Parfois, comme je lisais toute la soirée et jusqu’à une heure avancée de la nuit, il m’arrivait de me lever tard. En ouvrant mes volets, j’étais alors frappé par l’impression de paix qui régnait en ce lieu. Il était déjà dix heures du matin et pourtant tout était calme et silencieux. En ville j’aurais été accueilli par un concert de klaxons et de moteurs vrombissants. Ici, il n’y avait rien, rien que ce grand calme qui enveloppait toute chose, comme si j’avais atteint à une sorte d’éternité. Le soleil était déjà haut dans le ciel et le fait d’entrer ainsi dans une journée bien entamée me ravissait. C’était comme si tout m’était donné d’un coup, dans un geste gratuit. L’instant d’avant, j’étais dans la pénombre de ma chambre et subitement la vie était là, resplendissante et offerte. Il n’y avait qu’à la saisir.

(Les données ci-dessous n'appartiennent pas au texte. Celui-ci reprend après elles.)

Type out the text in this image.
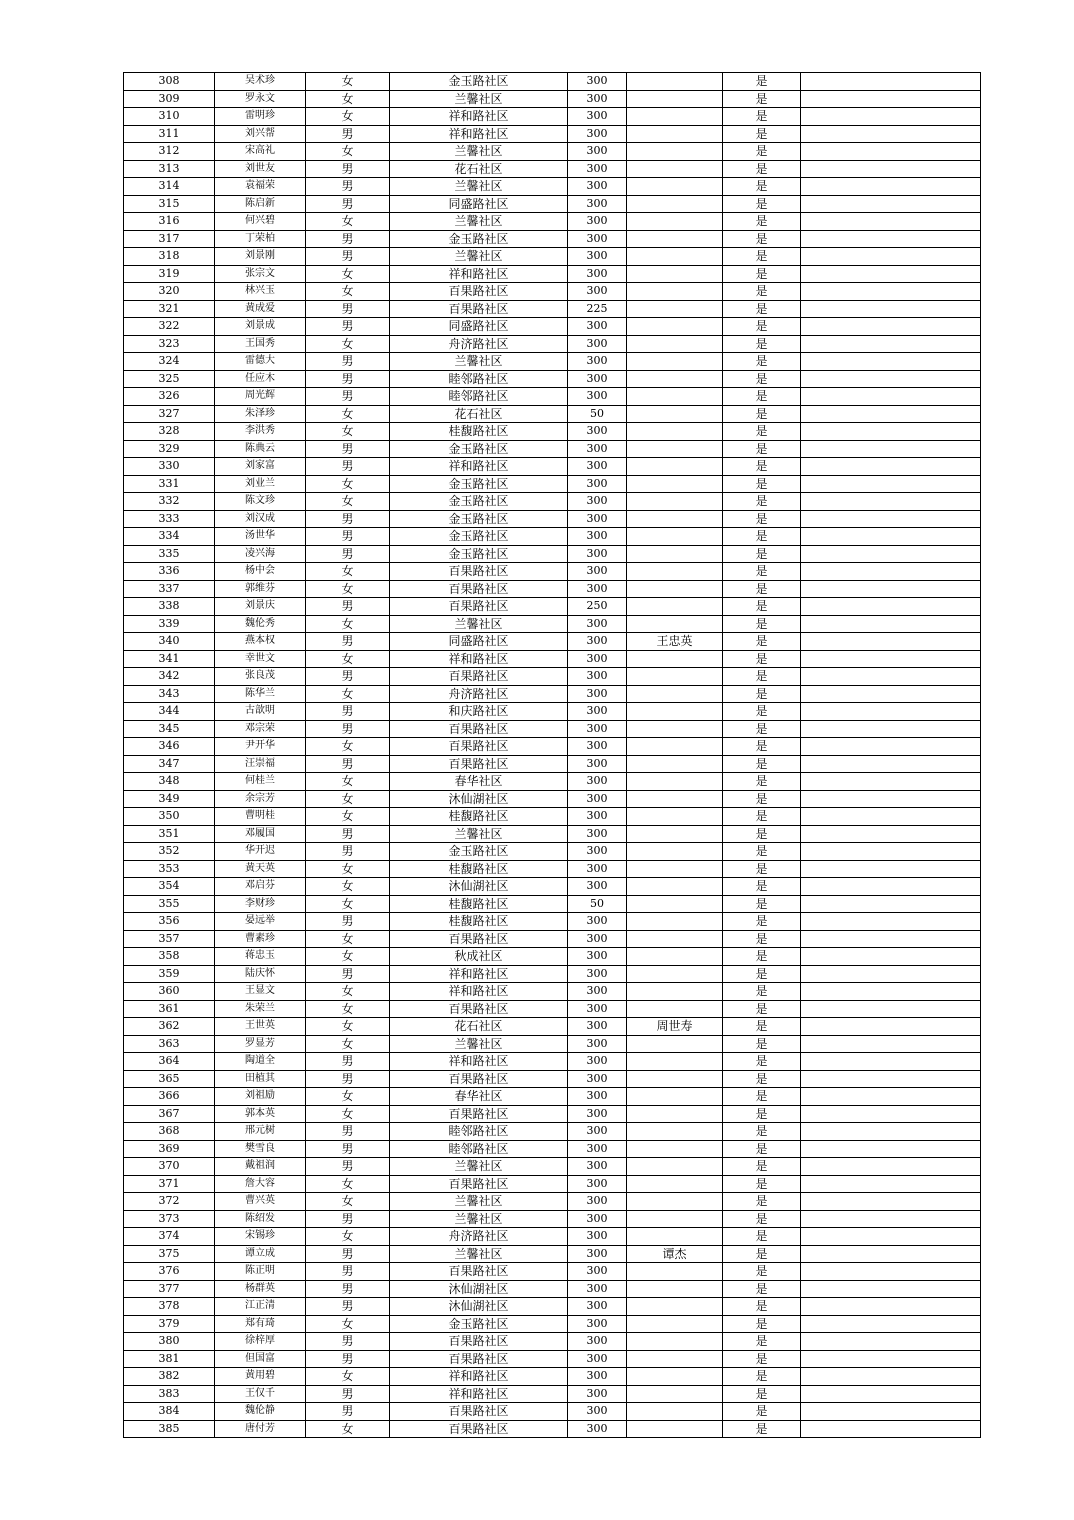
308	吴术珍	女	金玉路社区	300		是	
309	罗永文	女	兰馨社区	300		是	
310	雷明珍	女	祥和路社区	300		是	
311	刘兴帮	男	祥和路社区	300		是	
312	宋高礼	女	兰馨社区	300		是	
313	刘世友	男	花石社区	300		是	
314	袁福荣	男	兰馨社区	300		是	
315	陈启新	男	同盛路社区	300		是	
316	何兴碧	女	兰馨社区	300		是	
317	丁荣柏	男	金玉路社区	300		是	
318	刘景刚	男	兰馨社区	300		是	
319	张宗文	女	祥和路社区	300		是	
320	林兴玉	女	百果路社区	300		是	
321	黄成爱	男	百果路社区	225		是	
322	刘景成	男	同盛路社区	300		是	
323	王国秀	女	舟济路社区	300		是	
324	雷德大	男	兰馨社区	300		是	
325	任应木	男	睦邻路社区	300		是	
326	周光辉	男	睦邻路社区	300		是	
327	朱泽珍	女	花石社区	50		是	
328	李洪秀	女	桂馥路社区	300		是	
329	陈典云	男	金玉路社区	300		是	
330	刘家富	男	祥和路社区	300		是	
331	刘业兰	女	金玉路社区	300		是	
332	陈文珍	女	金玉路社区	300		是	
333	刘汉成	男	金玉路社区	300		是	
334	汤世华	男	金玉路社区	300		是	
335	凌兴海	男	金玉路社区	300		是	
336	杨中会	女	百果路社区	300		是	
337	郭维芬	女	百果路社区	300		是	
338	刘景庆	男	百果路社区	250		是	
339	魏伦秀	女	兰馨社区	300		是	
340	燕本权	男	同盛路社区	300	王忠英	是	
341	幸世文	女	祥和路社区	300		是	
342	张良茂	男	百果路社区	300		是	
343	陈华兰	女	舟济路社区	300		是	
344	古歆明	男	和庆路社区	300		是	
345	邓宗荣	男	百果路社区	300		是	
346	尹开华	女	百果路社区	300		是	
347	汪崇福	男	百果路社区	300		是	
348	何桂兰	女	春华社区	300		是	
349	余宗芳	女	沐仙湖社区	300		是	
350	曹明桂	女	桂馥路社区	300		是	
351	邓履国	男	兰馨社区	300		是	
352	华开迟	男	金玉路社区	300		是	
353	黄天英	女	桂馥路社区	300		是	
354	邓启芬	女	沐仙湖社区	300		是	
355	李财珍	女	桂馥路社区	50		是	
356	晏远举	男	桂馥路社区	300		是	
357	曹素珍	女	百果路社区	300		是	
358	蒋忠玉	女	秋成社区	300		是	
359	陆庆怀	男	祥和路社区	300		是	
360	王显文	女	祥和路社区	300		是	
361	朱荣兰	女	百果路社区	300		是	
362	王世英	女	花石社区	300	周世寿	是	
363	罗显芳	女	兰馨社区	300		是	
364	陶道全	男	祥和路社区	300		是	
365	田植其	男	百果路社区	300		是	
366	刘祖励	女	春华社区	300		是	
367	郭本英	女	百果路社区	300		是	
368	邢元树	男	睦邻路社区	300		是	
369	樊雪良	男	睦邻路社区	300		是	
370	戴祖润	男	兰馨社区	300		是	
371	詹大容	女	百果路社区	300		是	
372	曹兴英	女	兰馨社区	300		是	
373	陈绍发	男	兰馨社区	300		是	
374	宋锡珍	女	舟济路社区	300		是	
375	谭立成	男	兰馨社区	300	谭杰	是	
376	陈正明	男	百果路社区	300		是	
377	杨群英	男	沐仙湖社区	300		是	
378	江正清	男	沐仙湖社区	300		是	
379	郑有琦	女	金玉路社区	300		是	
380	徐梓厚	男	百果路社区	300		是	
381	但国富	男	百果路社区	300		是	
382	黄用碧	女	祥和路社区	300		是	
383	王仅千	男	祥和路社区	300		是	
384	魏伦静	男	百果路社区	300		是	
385	唐付芳	女	百果路社区	300		是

C’est ce que je faisais, évidemment. Après un petit déjeuner rapide et frugal, je m’acheminais vers la forêt, que j’arpentais pendant des heures. Comme par enchantement, les soucis quotidiens ou professionnels s’évanouissaient au cours de ces longues marches. Mon esprit se vidait de tous ces tracas inutiles et finalement dérisoires qui empoisonnent notre vie de tous les jours. Petit à petit des idées plus sereines naissaient dans mon esprit et finalement je parvenais à relativiser tous les échecs que j’avais subis dans la vie. Puis ma lecture de la veille me traversait l’esprit et de fil en aiguille mon esprit vagabondait sur des thèmes littéraires. Il m’arrivait aussi de rêvasser à ma nouvelle compagne qui, la pauvre, avait dû rester dans la capitale pour son travail. Elle n’était jamais venue jusqu’ici et je me réjouissais déjà à l’idée de lui faire découvrir ces immenses forêts sans commencement ni fin qu’elle ne pourrait qu’apprécier. Je rêvassais donc comme cela, tout en marchant, et je croyais la voir à mes côtés, trottinant de son pas rapide et assuré. Pour un peu j’aurais écarté les branches qui obstruaient le chemin, afin qu’elle ne s’égratignât point le visage. 

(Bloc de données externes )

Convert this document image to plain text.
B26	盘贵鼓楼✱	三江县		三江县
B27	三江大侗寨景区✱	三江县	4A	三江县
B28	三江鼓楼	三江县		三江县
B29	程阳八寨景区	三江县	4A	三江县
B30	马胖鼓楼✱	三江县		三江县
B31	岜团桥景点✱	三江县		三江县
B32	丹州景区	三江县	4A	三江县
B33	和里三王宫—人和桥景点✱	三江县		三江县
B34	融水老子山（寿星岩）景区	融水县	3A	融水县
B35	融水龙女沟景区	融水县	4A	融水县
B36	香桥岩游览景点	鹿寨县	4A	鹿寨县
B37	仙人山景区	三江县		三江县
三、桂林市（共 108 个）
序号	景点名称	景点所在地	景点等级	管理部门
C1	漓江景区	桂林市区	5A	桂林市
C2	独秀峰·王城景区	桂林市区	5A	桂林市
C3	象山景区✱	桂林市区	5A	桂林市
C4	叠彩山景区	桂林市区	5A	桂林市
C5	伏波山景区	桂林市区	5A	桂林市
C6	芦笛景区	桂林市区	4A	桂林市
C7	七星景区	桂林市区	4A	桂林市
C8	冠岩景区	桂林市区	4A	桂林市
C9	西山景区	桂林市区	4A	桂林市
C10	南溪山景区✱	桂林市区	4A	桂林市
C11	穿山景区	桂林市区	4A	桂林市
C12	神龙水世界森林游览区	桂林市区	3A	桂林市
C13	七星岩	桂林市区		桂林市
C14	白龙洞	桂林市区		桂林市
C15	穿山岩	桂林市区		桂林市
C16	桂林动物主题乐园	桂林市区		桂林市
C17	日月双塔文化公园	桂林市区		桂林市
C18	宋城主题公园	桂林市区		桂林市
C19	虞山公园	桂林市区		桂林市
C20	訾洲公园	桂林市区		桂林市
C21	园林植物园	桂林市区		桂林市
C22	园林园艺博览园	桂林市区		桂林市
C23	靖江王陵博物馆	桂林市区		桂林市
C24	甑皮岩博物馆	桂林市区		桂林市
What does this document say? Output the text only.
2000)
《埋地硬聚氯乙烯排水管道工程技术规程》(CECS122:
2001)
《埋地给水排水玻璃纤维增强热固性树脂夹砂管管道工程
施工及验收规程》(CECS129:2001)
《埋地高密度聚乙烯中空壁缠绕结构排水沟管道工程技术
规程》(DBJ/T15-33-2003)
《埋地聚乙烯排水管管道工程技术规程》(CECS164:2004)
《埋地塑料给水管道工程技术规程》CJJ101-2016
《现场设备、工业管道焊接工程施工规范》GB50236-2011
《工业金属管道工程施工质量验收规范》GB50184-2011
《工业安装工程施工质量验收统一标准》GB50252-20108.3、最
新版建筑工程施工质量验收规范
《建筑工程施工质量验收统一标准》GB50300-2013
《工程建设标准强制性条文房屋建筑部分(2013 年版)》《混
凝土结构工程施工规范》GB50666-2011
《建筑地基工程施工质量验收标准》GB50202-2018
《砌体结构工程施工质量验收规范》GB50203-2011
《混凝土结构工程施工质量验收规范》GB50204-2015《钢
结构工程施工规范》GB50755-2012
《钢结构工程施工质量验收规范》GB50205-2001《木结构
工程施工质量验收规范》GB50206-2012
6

Quand je sortais de ma torpeur, il était plus de quatorze heures, je ne savais absolument pas où je me trouvais, et la faim commençait à me tirailler l’estomac. Le mieux était donc de rentrer. Oui, mais comment ? Généralement, j’étais complètement perdu. J’essayais bien de faire demi-tour et de m’y retrouver dans tous ces chemins, mais vous savez ce que c’est : les petits détails qu’on a enregistrés malgré soi (une flaque d’eau, un arbre tortueux, un rocher qui fait saillie) ne sont d’aucun secours quand on marche dans l’autre sens. J’errais donc souvent pendant des heures et quand enfin je me retrouvais dans des lieux connus de moi, j’étais à huit ou dix kilomètres de mon point de départ. Ces randonnées n’étaient pas pour me déplaire, je dois dire. D’abord parce que j’adore la marche et que ce n’étaient pas dix petits kilomètres en plus qui allaient me faire peur, mais surtout parce que l’idée de me perdre dans ces grands bois m’enchantait. C’était un peu comme si j’avais été coupé du monde. Tel un Dédale moderne, j’errais dans une sorte de labyrinthe dont il semblait tout d’abord illusoire de pouvoir sortir. Ce labyrinthe ressemblait finalement à la vie, où il n’est jamais très facile non plus de s’y retrouver. Pourtant, certains semblent avoir reçu des plans et des cartes d’état major à la naissance, car après avoir gravi rapidement tous les échelons de l’échelle sociale, ils en atteignent les sommets après un parcours sans faute. D’autres, comme moi, tâtonnent davantage et après avoir hésité beaucoup sur la route à suivre, finissent toujours par se tromper de chemin. Mais bon… Je me moquais bien d’avoir une grosse villa avec piscine et une Porche garée devant l’entrée. Mon bonheur n’était pas là, mais plutôt, justement, dans cette errance sans but précis, qui me permettait de mieux goûter à ce que le hasard de l’existence m’octroyait.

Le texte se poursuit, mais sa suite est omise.